THE financial crisis is a result of many bad decisions, but one of them hasn’t received enough attention: the 1998 bailout of the Long-Term Capital Management hedge fund. If regulators had been less concerned with protecting the fund’s creditors, our current problems might not be quite so bad.
Long-Term Capital was advised by finance quants, or quantitative analysts, who made a number of unsound, esoteric bets, including investments in interest rate derivatives. When Russia’s inability to pay its debts roiled global markets, the fund, saddled with high-leverage and off-balance-sheet obligations, was near collapse.
Because Long-Term Capital owed large sums to banks and other financial institutions, the Federal Reserve Bank of New York organized a consortium of companies to buy it out and cover the debts. Alan Greenspan, then the Fed chairman, eased monetary policy to restart capital markets, which were starting to freeze up. Long-Term Capital’s shareholders were wiped out, but none of the creditors took losses.
At the time, it may have seemed that regulators did the right thing. The bailout did not require upfront money from the government, and the world avoided an even bigger financial crisis. Today, however, that ad hoc intervention by the government no longer looks so wise. With the Long-Term Capital bailout as a precedent, creditors came to believe that their loans to unsound financial institutions would be made good by the Fed — as long as the collapse of those institutions would threaten the global credit system. Bolstered by this sense of security, bad loans mushroomed.
The notion that if only the Fed had not organized negotiations that led to a private consortium -- composed primarily of large LTCM creditors -- bailing out LTCM creditors, we would have been spared the excesses of the past few years is far from persuasive.
On the other hand, the more commonly held take-away -- that the LTCM near-disaster demonstrates the need for more hedge fund regulation -- is, to my mind, no more sensible.
The facts of the LTCM near-disaster were these: The heavily regulated pillars of our financial economy lent far more money then prudent to an unregulated high risk small business. The unregulated high risk small business failed, threatening the well being of its pillars-of-our-financial-economy creditors and, by extension, the broader economy. In effect, an orderly bankruptcy was negotiated.
It takes a certain narrow minded-ness to take away from that scenario the conclusion that particular high risk small businesses need to be regulated. A more sensible observer would be more afraid of the overly-risky loans the heavily regulated pillars of our financial economy were apparently making that put our economic well-being in jeopardy.
The most sensible course of action then -- and the one that could have safely averted our current crisis -- would have been to rethink banking regulation in light of its failure.
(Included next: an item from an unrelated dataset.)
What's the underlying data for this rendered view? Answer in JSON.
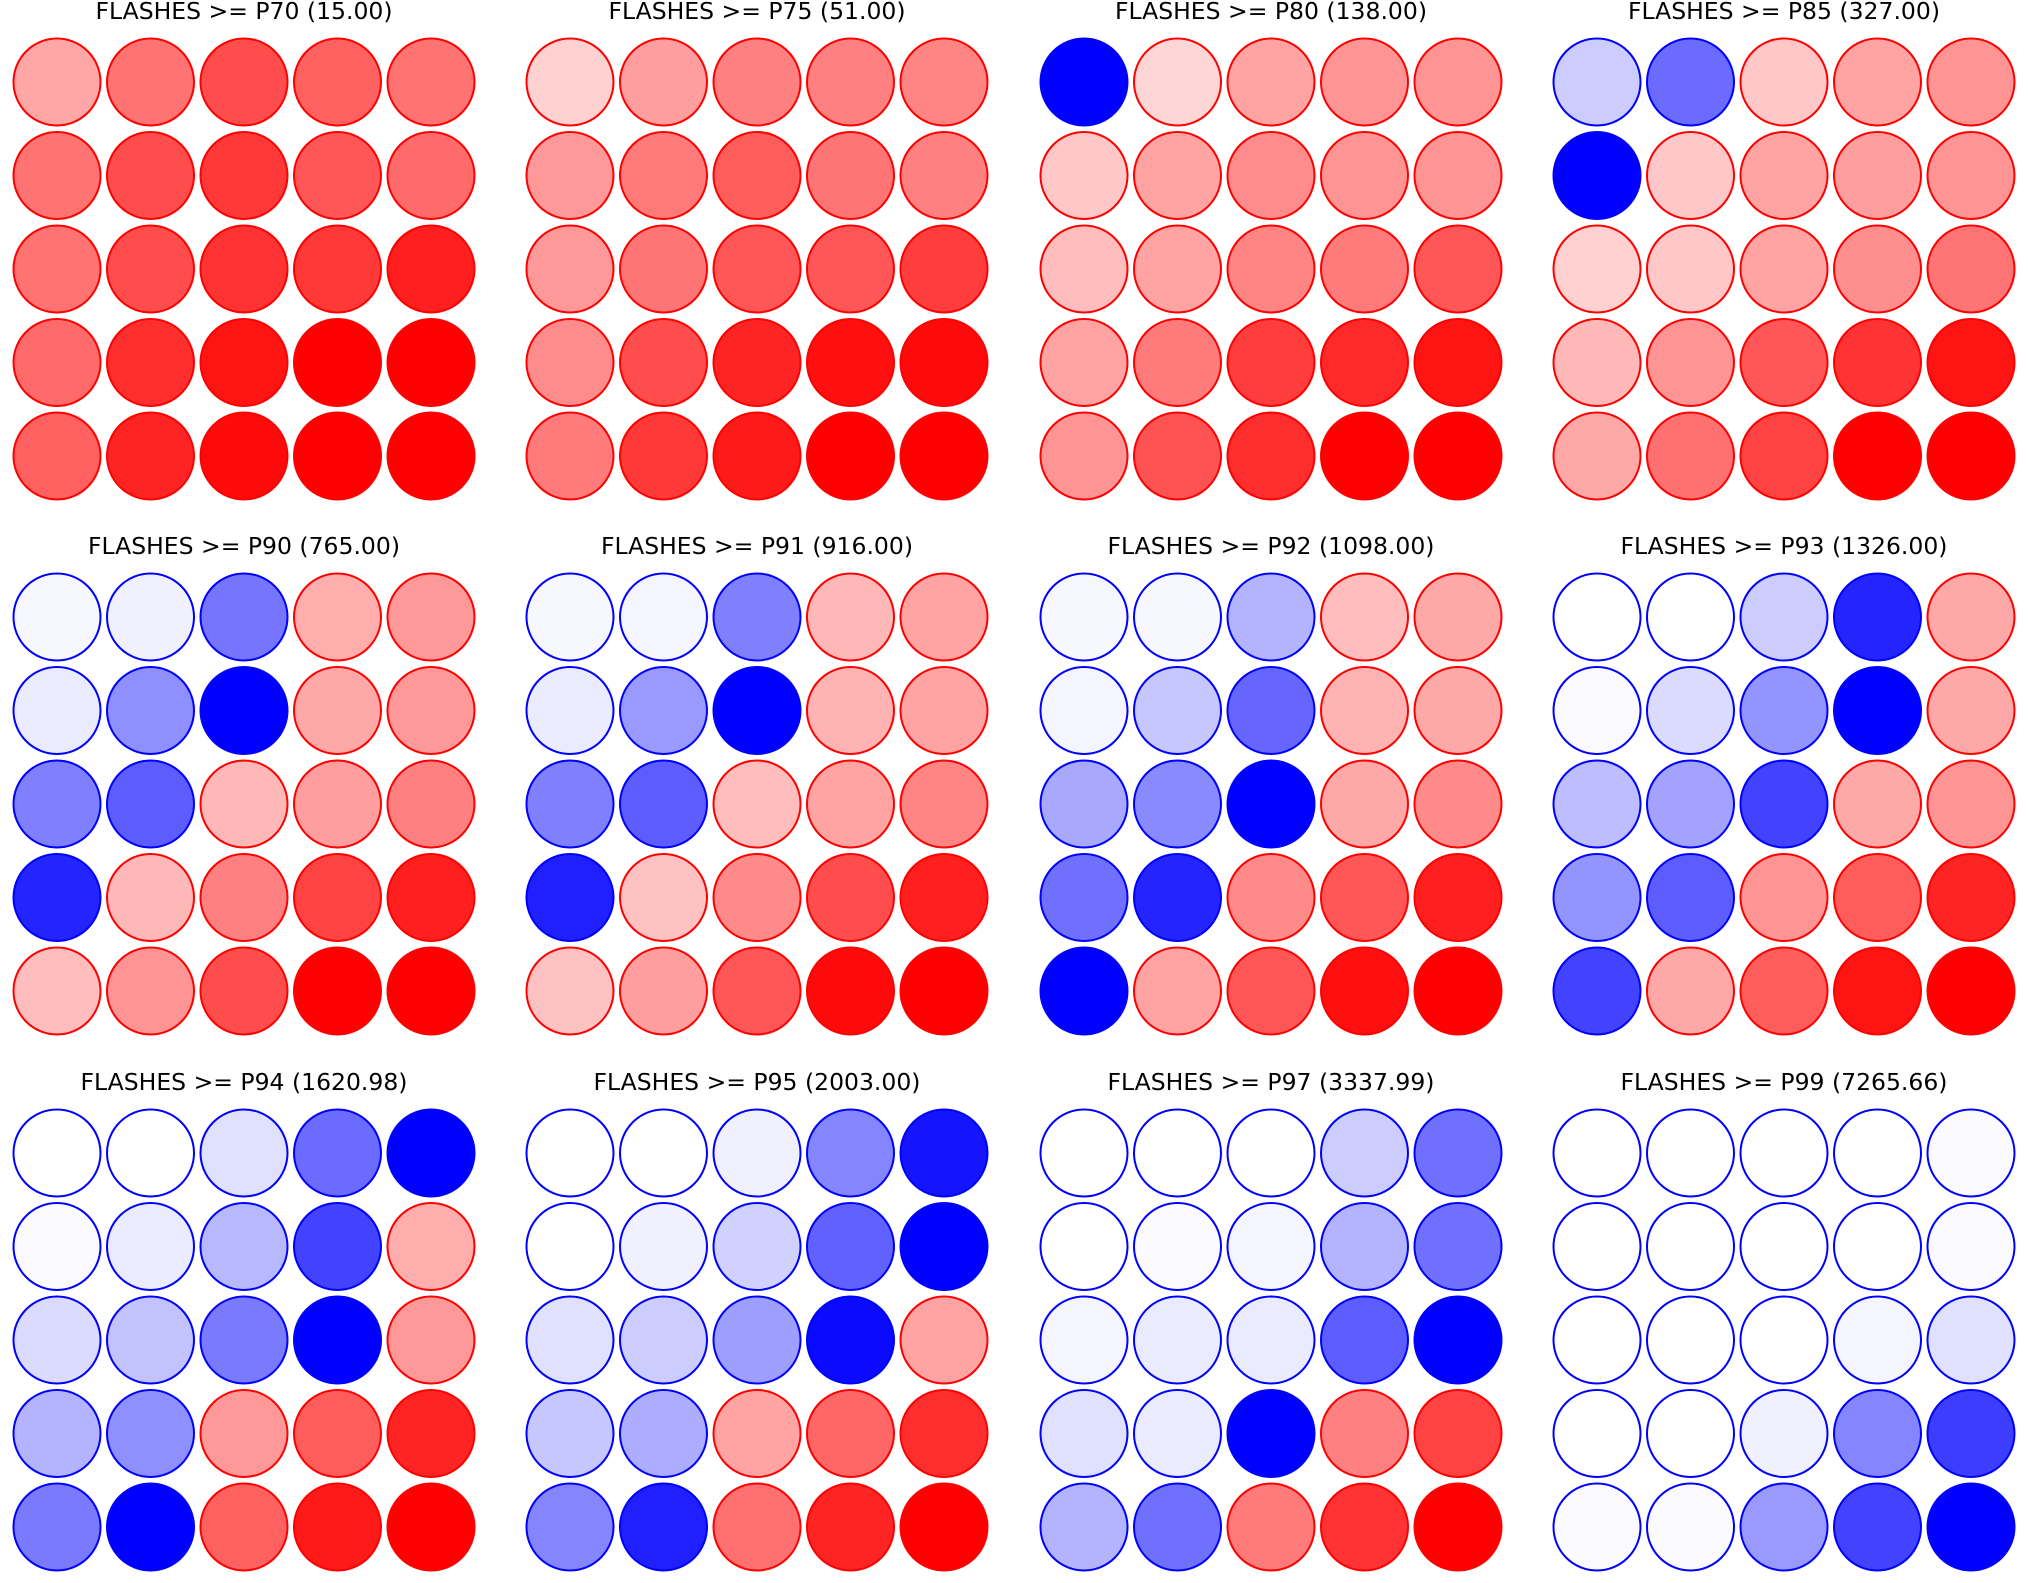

What this argues for now, as our fearless leaders dream up a financial regulation Patriot Act, is to remember that regulation works best when its results (effectiveness/cost) are carefully monitored.
Far more persuasive from Professor Cowen:
The ad hoc aspect of the bailout created a precedent for what has come to be called “regulation by deal” — now the government’s modus operandi. Rather than publicizing definite standards and expectations for bailouts in advance, the Fed and the Treasury confront each particular crisis anew. Decisions are made as to whether a merger is possible, whether a consortium can be organized, what kind of loan guarantees can be offered and what kind of concessions will be extracted in return. So far, every deal — or lack thereof, in the case of Lehman Brothers — has been different.
While there are some advantages to leaving discretion in regulators’ hands, this hasn’t worked out very well. It has become increasingly apparent that the market doesn’t know what to expect and that many financial institutions are sitting on the sidelines, waiting to see what regulators will do next. Regulatory uncertainty is stifling the ability of financial markets to engineer at least a partial recovery.
John Maynard Keynes famously proclaimed that “in the long run we are all dead.” From the vantage point of 1998, today is indeed the “long run.”
We’re not quite dead, but we are seriously ailing. As we look ahead, we may be tempted again to put off the hard choices. But perhaps the next “long run,” too, is no more than 10 years away. If we take the Keynesian maxim too seriously, and focus only on the short run, our prospects will be grim indeed.